Florida’s middle-class residents are being driven out of the state by rising costs and heading to cheaper parts of the U.S., according to a new report.
Many working Floridians are leaving the state due to affordability concerns, according to the Wall Street Journal. Key issues include soaring housing prices — driven by an uptick in wealthy residents moving in from other states — and rising inflation in the state, the Journal reports. The average home price in Florida has leveled off in recent years, now sitting at $375,000, but that is up from an average of $253,000 before the pandemic, according to Zillow.
The state’s population is changing, too.
Florida’s net domestic migration hit 22,517 in 2025, which is down significantly from 183,646 in 2023, according to U.S. Census Bureau data. In addition to costs, deaths in Florida also started to outnumber births six years ago and fewer immigrants have been coming to the state under President Donald Trump’s immigration policies, according to the Journal.
Eric Finnigan, vice president of demographics research at John Burns Research and Consulting, told the newspaper: “The affordability picture has changed in Florida almost more than anywhere else in the country.”

About 90 percent of Florida residents are at least somewhat concerned about inflation, and about 80 percent are worried about housing prices, according to a 2025 survey by Florida Atlantic University’s Business and Economic Polling Initiative.
Dr. Monica Escaleras, chair of the university’s economics department and director of the initiative, said in a press release that Florida residents “believe in the ‘American Dream,’ but they are paying dearly for it.”
“The Florida promise of sun, growth and upward mobility remains alive, but it is getting expensive to hold on to,” she explained.

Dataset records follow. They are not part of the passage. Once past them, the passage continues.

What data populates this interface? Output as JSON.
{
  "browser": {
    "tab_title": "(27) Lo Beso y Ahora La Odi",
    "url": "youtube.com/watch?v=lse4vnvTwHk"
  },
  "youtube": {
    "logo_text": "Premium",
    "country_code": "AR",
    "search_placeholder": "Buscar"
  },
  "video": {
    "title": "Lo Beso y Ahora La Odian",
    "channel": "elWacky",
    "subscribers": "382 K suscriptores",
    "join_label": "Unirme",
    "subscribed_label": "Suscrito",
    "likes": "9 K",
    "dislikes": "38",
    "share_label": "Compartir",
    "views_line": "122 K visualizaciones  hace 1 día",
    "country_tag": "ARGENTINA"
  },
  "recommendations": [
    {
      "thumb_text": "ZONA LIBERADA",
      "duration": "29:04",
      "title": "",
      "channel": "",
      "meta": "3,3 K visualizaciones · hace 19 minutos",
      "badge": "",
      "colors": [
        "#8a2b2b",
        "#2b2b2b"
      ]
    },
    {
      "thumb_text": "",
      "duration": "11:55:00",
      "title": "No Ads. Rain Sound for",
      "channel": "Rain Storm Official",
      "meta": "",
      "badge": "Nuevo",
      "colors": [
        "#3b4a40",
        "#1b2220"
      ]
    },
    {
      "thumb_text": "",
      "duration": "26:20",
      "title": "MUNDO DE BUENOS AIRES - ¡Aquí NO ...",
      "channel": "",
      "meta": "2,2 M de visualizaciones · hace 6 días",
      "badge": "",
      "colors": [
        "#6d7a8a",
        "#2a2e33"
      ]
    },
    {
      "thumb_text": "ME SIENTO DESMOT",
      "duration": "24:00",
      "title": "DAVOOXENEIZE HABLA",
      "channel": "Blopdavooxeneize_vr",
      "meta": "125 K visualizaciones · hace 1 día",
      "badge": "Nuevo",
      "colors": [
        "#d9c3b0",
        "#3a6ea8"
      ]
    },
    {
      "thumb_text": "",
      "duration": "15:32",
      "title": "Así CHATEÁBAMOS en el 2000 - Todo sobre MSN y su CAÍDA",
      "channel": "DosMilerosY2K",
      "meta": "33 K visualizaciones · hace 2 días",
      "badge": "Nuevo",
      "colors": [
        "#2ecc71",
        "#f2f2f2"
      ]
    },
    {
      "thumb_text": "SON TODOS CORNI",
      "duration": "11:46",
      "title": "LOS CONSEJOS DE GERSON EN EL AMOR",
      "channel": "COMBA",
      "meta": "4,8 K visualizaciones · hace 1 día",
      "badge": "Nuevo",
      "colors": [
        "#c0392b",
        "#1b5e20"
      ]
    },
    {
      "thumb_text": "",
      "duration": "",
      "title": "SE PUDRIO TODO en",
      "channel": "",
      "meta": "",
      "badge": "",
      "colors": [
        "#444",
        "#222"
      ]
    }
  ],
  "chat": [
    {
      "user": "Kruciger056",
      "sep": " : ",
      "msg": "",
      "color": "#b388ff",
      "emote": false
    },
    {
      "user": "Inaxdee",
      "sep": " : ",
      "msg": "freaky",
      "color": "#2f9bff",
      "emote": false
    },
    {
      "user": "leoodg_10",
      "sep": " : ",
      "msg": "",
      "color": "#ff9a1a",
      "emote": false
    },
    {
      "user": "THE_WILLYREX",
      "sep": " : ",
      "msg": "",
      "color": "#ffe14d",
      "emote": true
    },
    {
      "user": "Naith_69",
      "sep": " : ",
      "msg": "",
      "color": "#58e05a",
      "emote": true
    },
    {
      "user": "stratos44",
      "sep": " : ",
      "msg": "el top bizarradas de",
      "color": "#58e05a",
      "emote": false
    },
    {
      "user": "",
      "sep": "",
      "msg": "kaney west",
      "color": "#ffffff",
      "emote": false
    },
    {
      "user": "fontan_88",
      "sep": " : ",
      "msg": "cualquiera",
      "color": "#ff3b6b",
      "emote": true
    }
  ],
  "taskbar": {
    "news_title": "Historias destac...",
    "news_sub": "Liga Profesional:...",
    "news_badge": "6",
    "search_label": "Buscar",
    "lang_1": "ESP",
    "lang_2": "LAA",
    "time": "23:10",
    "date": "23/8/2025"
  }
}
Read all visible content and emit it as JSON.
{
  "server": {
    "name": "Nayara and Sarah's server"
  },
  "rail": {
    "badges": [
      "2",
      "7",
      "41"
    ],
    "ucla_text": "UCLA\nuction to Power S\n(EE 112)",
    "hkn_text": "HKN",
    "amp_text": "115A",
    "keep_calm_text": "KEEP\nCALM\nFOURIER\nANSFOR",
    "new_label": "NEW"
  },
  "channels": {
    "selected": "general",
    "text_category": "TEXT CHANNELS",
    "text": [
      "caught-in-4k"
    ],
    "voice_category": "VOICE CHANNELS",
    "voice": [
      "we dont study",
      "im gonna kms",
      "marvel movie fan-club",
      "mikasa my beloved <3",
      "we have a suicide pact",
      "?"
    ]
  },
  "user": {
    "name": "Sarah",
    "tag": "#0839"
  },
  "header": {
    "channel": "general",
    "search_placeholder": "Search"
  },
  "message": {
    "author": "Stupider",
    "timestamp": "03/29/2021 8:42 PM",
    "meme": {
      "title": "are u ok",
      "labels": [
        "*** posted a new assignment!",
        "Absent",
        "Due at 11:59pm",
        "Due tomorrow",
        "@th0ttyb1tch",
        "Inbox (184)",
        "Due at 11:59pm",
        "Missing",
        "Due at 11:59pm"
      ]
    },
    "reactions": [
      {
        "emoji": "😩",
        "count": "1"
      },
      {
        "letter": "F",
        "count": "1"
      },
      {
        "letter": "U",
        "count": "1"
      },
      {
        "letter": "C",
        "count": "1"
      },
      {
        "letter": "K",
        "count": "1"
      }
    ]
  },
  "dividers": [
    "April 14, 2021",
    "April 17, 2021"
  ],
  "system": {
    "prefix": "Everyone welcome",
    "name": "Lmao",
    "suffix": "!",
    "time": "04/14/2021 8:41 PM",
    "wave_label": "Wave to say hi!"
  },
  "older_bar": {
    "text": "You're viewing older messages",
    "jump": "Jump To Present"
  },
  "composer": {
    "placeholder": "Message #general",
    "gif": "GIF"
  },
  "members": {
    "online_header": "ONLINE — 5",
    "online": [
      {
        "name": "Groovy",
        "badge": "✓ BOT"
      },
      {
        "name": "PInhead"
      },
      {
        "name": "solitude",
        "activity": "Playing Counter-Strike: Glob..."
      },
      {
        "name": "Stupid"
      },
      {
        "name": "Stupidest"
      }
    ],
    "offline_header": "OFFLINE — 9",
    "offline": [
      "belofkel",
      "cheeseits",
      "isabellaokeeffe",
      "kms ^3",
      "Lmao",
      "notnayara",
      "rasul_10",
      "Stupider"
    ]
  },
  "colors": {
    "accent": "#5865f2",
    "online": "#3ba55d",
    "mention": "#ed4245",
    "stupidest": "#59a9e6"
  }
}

The poll also found that about half of respondents have “considered moving out of Florida due to the cost of living.” That suggests Floridians “feel squeezed enough to think about leaving,” according to Eric Ley, the initiative’s assistant director.
He added: “An affordability anxiety shadows Florida’s boom economy: can residents afford to live here and provide for themselves?”

Roberto Reyes, 39, told the Journal he moved from Orlando to Knoxville, Tennessee, last year to escape rising costs, including rent prices.
“I came here to grow to the next level. I couldn’t be happier,” he told the outlet.
The cost of raising a family in Florida is also on the rise. It costs an estimated $280,280 over 18 years to raise a child in Florida, according to a report published by LendingTree earlier this month. That marks a 10 percent increase from 2025, when the estimated 18-year cost was $254,031.
Housing affordability in the U.S. has sparked concern nationwide, too. There are currently more than 230 cities in the U.S — including 11 in Florida — where a starter home costs $1 million or more, according to a 2025 Zillow report.
Many Americans are also growing more concerned about the rising cost of necessities. About 66 percent of U.S. adults surveyed by the Pew Research Center in January said they’re “very concerned” about the price of food and other consumer goods, while 62 percent said the same about housing costs.